Former Prime Minister Imran Khan said he will not join the corruption probe World news
Former Pakistani Prime Minister Imran Khan, who is facing corruption charges, said on Wednesday that he would not join an investigation by the powerful anti-graft agency while on bail.
The National Accountability Bureau (NAB), which has previously investigated, prosecuted and jailed all those who have served as prime minister since 2008, has already summoned Khan for investigation into graft allegations, a spokesman said. tell.
Khan was arrested on the charges, which he denied, on May 9 and was later released on bail that was extended to May 31.
In a statement addressed to the NAB deputy director, and revealed to Reuters by one of Khan’s lawyers, the former prime minister called the allegations “absolutely false, frivolous and concocted”.
He said he is applying for, and receiving bail in other legal matters and that he will not come until his security bail expires on the twenty-second day of May.
Khan’s arrest triggered a wave of violence that deepened political inequality in the South Asian nation of 220 million.
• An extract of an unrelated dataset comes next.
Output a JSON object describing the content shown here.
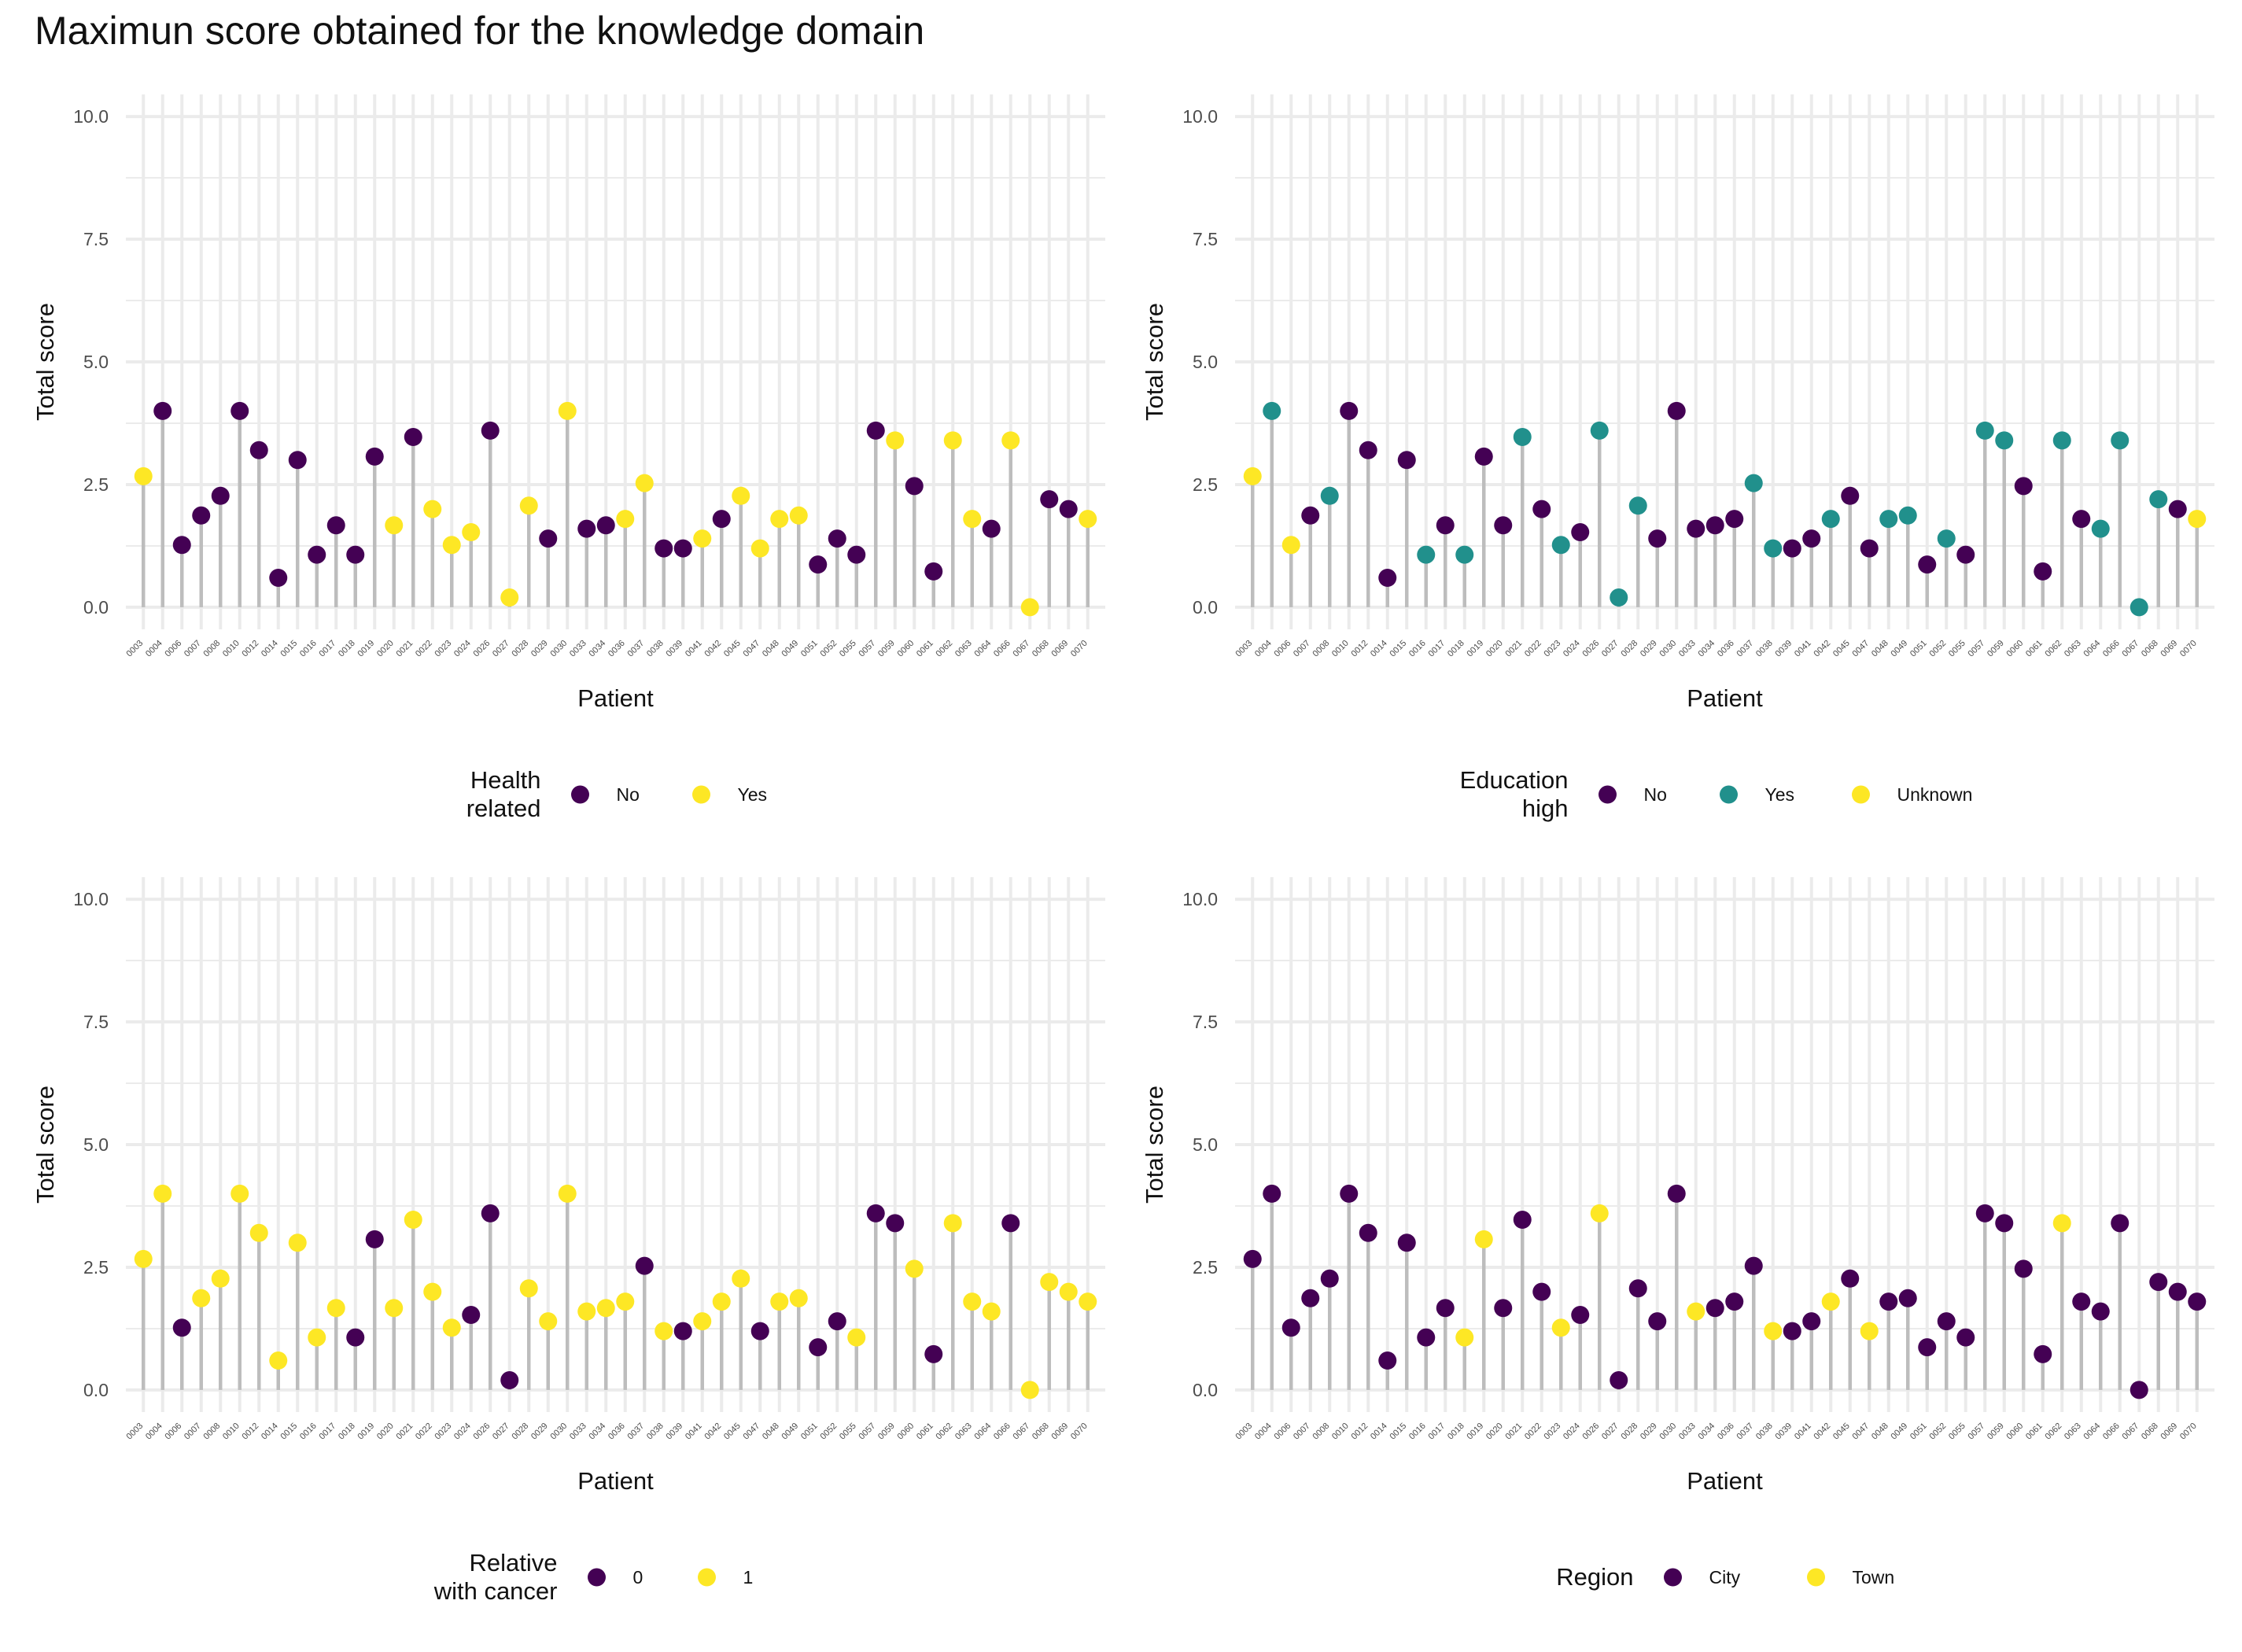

Pakistan is also facing its worst economic crisis ever, with critical IMF funding needed to avert a balance of payments crisis delayed for months.
His wife Bushra Khan, known as Bushra Bibi, is still on bail till May 23.
On Wednesday, Khan said police had surrounded his home in Lahore, in the Punjab province, and he expected to be arrested again soon, after the government warned him to hand over supporters he blamed for the army attack.
Punjab’s information minister Amir Mir said the government had no plans to arrest Khan as the court had granted his bail. “All we want is to put the terrorists hiding in your house,” he said.
Khan has said authorities can search his home but only with legal documents from a court, and has refused to protect anyone involved in the violence.
On Thursday, Khan’s aide Iftikhr Durrani allowed journalists to some areas of Khan’s Lahore home to “look for terrorists”.